The King's College is located in Manhattan's financial district in New York City. Image courtesy of Google Maps

The King’s College is in Manhattan’s financial district in New York City. Image courtesy of Google Maps

As King’s tries to stave off closure, Chung has stepped in with a $2 million interest-free loan as King’s awaits the release of that amount in pandemic-related government assistance.

An independent audit shows that King’s received a $10 million line of credit from an investment firm affiliated with Primacorp, which is secured to the college’s only property, a former hotel in lower Manhattan purchased in 2018 for $19 million. That building is now reported to be for sale, and students moved out of the building over the summer. However, one former staff member said at least one potential buyer’s offer was made that no one followed up on.

Many compare the period of Primacorp’s involvement at King’s with the company’s 2020 agreement with Quest University in Canada, in which Primacorp agreed to provide similar services in exchange for ownership of land and buildings at the school to then lease back.
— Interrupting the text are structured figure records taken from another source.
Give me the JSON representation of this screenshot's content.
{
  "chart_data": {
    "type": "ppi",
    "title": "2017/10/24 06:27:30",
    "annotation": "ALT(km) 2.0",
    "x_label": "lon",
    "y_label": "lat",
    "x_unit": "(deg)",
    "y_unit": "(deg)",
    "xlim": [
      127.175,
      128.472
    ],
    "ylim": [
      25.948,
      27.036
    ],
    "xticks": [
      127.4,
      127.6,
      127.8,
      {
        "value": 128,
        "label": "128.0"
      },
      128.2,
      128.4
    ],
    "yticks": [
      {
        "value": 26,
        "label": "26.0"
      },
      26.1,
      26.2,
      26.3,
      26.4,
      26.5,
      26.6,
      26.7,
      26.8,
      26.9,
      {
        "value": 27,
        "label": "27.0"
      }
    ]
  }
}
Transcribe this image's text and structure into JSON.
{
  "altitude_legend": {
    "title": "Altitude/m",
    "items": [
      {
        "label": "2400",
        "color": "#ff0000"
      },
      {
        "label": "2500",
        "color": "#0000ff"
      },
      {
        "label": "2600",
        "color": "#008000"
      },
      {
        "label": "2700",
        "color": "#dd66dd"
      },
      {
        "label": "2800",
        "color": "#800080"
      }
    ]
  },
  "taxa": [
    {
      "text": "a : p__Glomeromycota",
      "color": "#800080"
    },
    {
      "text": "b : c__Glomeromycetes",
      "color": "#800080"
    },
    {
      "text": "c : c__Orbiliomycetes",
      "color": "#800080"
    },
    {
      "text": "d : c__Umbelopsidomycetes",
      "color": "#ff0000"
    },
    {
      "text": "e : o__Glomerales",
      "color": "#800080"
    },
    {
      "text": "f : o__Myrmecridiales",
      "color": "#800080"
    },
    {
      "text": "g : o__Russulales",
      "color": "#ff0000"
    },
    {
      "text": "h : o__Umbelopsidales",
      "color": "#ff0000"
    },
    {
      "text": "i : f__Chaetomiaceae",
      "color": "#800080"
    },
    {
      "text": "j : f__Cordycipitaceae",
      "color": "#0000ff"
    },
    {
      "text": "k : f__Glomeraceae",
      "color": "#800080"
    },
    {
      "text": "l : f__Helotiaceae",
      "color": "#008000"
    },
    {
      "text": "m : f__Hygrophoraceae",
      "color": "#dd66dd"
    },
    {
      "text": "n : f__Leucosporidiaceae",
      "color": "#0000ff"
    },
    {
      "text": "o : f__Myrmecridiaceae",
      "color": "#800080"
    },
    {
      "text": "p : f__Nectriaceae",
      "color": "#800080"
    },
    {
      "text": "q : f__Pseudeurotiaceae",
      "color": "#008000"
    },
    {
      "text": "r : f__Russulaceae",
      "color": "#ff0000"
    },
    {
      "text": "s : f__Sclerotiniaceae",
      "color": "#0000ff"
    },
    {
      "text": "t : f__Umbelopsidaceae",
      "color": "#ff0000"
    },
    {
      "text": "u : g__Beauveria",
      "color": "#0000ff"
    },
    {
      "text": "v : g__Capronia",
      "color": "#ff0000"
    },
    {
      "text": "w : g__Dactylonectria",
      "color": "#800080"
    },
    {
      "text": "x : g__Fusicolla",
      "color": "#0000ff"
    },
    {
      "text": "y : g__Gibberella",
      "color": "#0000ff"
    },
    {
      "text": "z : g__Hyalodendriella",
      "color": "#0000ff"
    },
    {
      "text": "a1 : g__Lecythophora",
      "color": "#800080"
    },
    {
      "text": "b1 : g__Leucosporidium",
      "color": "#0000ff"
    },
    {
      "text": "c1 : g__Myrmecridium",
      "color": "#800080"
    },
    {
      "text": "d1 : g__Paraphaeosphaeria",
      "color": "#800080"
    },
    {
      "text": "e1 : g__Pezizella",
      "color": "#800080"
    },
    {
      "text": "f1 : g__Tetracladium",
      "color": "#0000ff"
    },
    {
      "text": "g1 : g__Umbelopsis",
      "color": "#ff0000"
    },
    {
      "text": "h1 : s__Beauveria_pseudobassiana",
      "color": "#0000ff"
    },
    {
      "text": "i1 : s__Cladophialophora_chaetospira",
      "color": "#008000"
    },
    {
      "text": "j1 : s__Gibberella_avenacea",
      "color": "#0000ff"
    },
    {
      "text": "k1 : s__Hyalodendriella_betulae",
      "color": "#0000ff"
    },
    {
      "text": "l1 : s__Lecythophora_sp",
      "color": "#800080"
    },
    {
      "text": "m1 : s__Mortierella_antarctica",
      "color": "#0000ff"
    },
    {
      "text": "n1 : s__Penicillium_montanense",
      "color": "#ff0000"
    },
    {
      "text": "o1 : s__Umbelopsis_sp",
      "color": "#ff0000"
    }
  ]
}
But Primacorp stopped providing those services, and Quest is scheduled to close this year, with its real estate assets priced at about $18 million more than Primacorp paid.

Chung also faces accusations of misleading students and lying about the accreditation of the for-profit CDI College in Canada owned by Eminata Group, a company owned by Chung, and a school he owned in California that closed in 1993. Chung didn’t respond to a request for comment.

Faculty members say grades and classwork don’t seem to matter to students anymore.

Myrian Garcia, a graduating senior at King’s, said the mood on campus has been dropping since the summer when Gibson resigned. She’s worried that if the college closes, she will have to talk about it in job interviews.


“It’s a little daunting,” she said. “I just know if they look up The King’s College on Google or something, articles about King’s are going to pop up.”